Mario, il figlio più piccolo, rubava le susine e i dolci fatti dalle sorelle Maria, una bella Istriana che fioriva ogni giorno di più. Infatti, fu l'unica che prese marito a soli 20 anni e che rimase vedova a 27 con un figlio da tirare su, Anna detta Netti, e Emma, dedite ai lavori casalinghi e all'apprendimento di un mestiere. Una era provetta nel lavoro a maglia, l'altra più estrosa, confezionava capi e diventò in seguito una famosa modista. Infine, c'era Pia, una graziosa rossina che giocava con il fratellino Mario, poco più piccolo di lei, quello estremamente goloso che rubava i dolci chiusi a chiave in un cassetto dalle prudenti sorelle, ma che lui aveva imparato ben presto a scassinare.

Il settimo figlio, Francesco, era il maggiore e aveva iniziato a imbarcarsi a soli 14 anni.

Mario, il più piccolo, era il più scapestrato e scansafatiche.

Il marito di Orsolina era nato sotto il regno asburgico di Francesco Giuseppe e aveva navigato tutta la vita come direttore di macchina.

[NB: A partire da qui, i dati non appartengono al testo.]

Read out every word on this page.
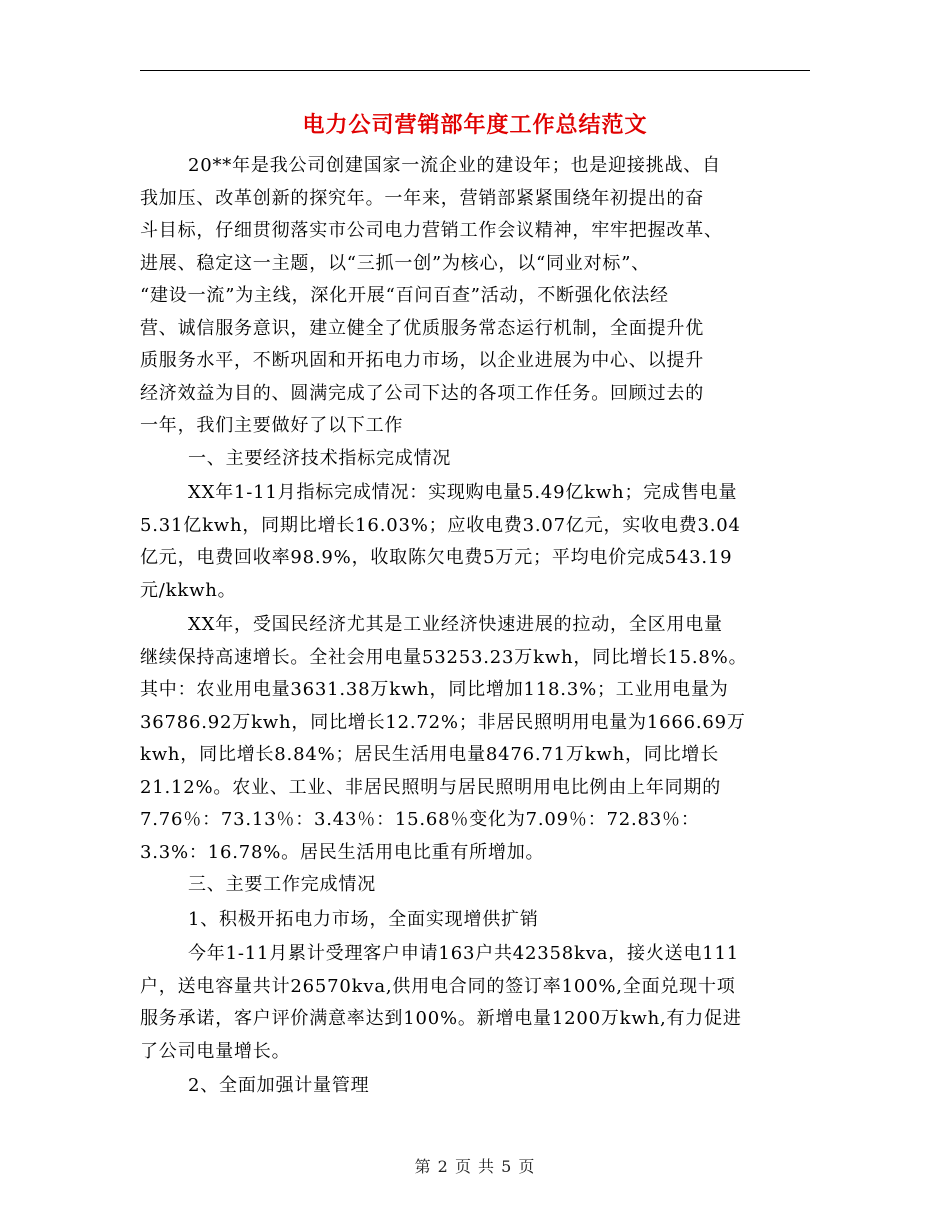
电力公司营销部年度工作总结范文
20**年是我公司创建国家一流企业的建设年；也是迎接挑战、自
我加压、改革创新的探究年。一年来，营销部紧紧围绕年初提出的奋
斗目标，仔细贯彻落实市公司电力营销工作会议精神，牢牢把握改革、
进展、稳定这一主题，以“三抓一创”为核心，以“同业对标”、
“建设一流”为主线，深化开展“百问百查”活动，不断强化依法经
营、诚信服务意识，建立健全了优质服务常态运行机制，全面提升优
质服务水平，不断巩固和开拓电力市场，以企业进展为中心、以提升
经济效益为目的、圆满完成了公司下达的各项工作任务。回顾过去的
一年，我们主要做好了以下工作
一、主要经济技术指标完成情况
XX年1-11月指标完成情况：实现购电量5.49亿kwh；完成售电量
5.31亿kwh，同期比增长16.03%；应收电费3.07亿元，实收电费3.04
亿元，电费回收率98.9%，收取陈欠电费5万元；平均电价完成543.19
元/kkwh。
XX年，受国民经济尤其是工业经济快速进展的拉动，全区用电量
继续保持高速增长。全社会用电量53253.23万kwh，同比增长15.8%。
其中：农业用电量3631.38万kwh，同比增加118.3%；工业用电量为
36786.92万kwh，同比增长12.72%；非居民照明用电量为1666.69万
kwh，同比增长8.84%；居民生活用电量8476.71万kwh，同比增长
21.12%。农业、工业、非居民照明与居民照明用电比例由上年同期的
7.76％：73.13％：3.43％：15.68％变化为7.09％：72.83％：
3.3%：16.78%。居民生活用电比重有所增加。
三、主要工作完成情况
1、积极开拓电力市场，全面实现增供扩销
今年1-11月累计受理客户申请163户共42358kva，接火送电111
户，送电容量共计26570kva,供用电合同的签订率100%,全面兑现十项
服务承诺，客户评价满意率达到100%。新增电量1200万kwh,有力促进
了公司电量增长。
2、全面加强计量管理
第 2 页 共 5 页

Morì di polmonite, non essendoci ancora gli antibiotici, lasciando una moglie vedova con tutti quei figli da crescere.

Ma Orsolina non si perse d'animo. Era pur sempre una lussignana doc. Si rimboccò le maniche e se non fosse stato per la strega cattiva, tutto sarebbe filato liscio.

Si sarebbe potuta assimilare la sua storia a quella di Biancaneve e i sette nani, solo che Orsolina vestiva sempre di nero e i suoi sette figli erano molto alti. Purtroppo, però, la strega cattiva non tardò ad arrivare.

Era la guerra, che cambiò per sempre le loro vite.

Si impose l'esodo dalla loro terra: niente più susine, scorribande e mare limpido in cui nuotare, ma paura prima e disperazione poi. Tutti imbarcati sulla nave Tuscania e poi giunti a Trieste, separati per raggiungere le varie destinazioni.

Orsolina, ormai anziana, con le figlie Netti ed Emma, si trovò nelle baracche a Pavia, dove rimasero per anni prima che venisse loro assegnato, in quanto profughi, un appartamento al piano terra a Milano, zona San Siro, quella che canta Vecchioni nella celebre canzone. Maria, invece, venne prima assegnata a uno stanzone in un edificio dismesso, sempre a Pavia, poi emigrò in America, come fecero tanti altri esuli, e dove suo figlio Franco divenne un uomo importante e ricco.

Diverso fu il destino di Mario, che, in quanto insegnante in una frazione di Pola, ottenne prima della guerra il trasferimento in Friuli ed ebbe modo di evitare l'esodo. Certamente, in seguito, sarebbe potuto tornare nella sua terra, ma non fu così. Anzi, la sua bionda moglie, anch'essa insegnante e una bellissima ragazza conosciuta nella scuola dove entrambi insegnavano, ebbe grandi difficoltà a raggiungerlo con la splendida creatura nata dal loro amore.

Della loro bella casa a Pola non restò che il ricordo, il rimpianto e uno straziante dolore per la patria perduta, in cui non fecero mai più ritorno se non in tarda età, per brevi periodi di vacanza.

Vi si recarono ostinatamente per anni, fino alla morte.